With Luigi Batzella’s filmography in existence it is truly a slanderous crime that Ed Wood is often labeled the worst director. I have watched several Ed Woods movies, some even in a proper theater, and none are as clumsily constructed as Django’s Cut Rate Corpses, whose title honestly sounds like Django get his corpses factory direct and passes the saving on to you.
The plot, what little there is, is inconsistent. Django, a bounty hunter, is on the trail of the Cortez brother in Mexico, who have robbed a bank and kidnapped a woman. Along with large man seeking the brothers for the theft of a saddle and a laconic gambler, Django eventually faces the gang down in a chaotic shootout.

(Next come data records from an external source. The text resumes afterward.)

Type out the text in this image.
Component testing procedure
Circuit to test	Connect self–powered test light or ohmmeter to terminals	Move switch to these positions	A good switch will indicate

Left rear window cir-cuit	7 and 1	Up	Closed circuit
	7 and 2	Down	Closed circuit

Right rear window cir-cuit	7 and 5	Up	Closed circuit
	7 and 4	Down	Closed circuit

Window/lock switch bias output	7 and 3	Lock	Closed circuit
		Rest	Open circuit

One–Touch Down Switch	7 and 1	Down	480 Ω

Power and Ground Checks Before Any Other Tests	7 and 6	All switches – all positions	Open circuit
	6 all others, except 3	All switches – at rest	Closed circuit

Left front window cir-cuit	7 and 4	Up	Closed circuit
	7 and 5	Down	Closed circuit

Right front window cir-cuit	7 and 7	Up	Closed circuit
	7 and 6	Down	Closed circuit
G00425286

What makes this movie stand out is the utter incompetence of the filmmakers. Not once, not twice, even just three times, but several times I was distracted in scenes by the persistent and moving shadow of the camera operator. We were treated to the camera operator’s intrusion into the scene because Batzella insisted on hand-held, unsteady shots that were far too frequent and far too long. The editing was as terrible as the framing with the final battle’s geography an utter mess so that not only could you not decipher where anyone was in relation to each other, but it repeated appeared that characters fired upon their friends as often as the enemy.
Now was the writer immune from this level of incompetence. After our heroes are captured by the gang and suffer a whipping of such lackluster intensity that even a novice fetishist would be embarrassed the kidnapped woman sneaks up and cuts the heroes free. Django and the other man escape, but the kidnapped woman stays. It isn’t that she tries to follow and is recaptured, no, she just stays there, because the script insists upon it.
I have watched many a bad Italian/Spanish western that were far from good and even Ed Wood’s The Bride and The Beast with its suggestions of bestiality are quality films compared to this.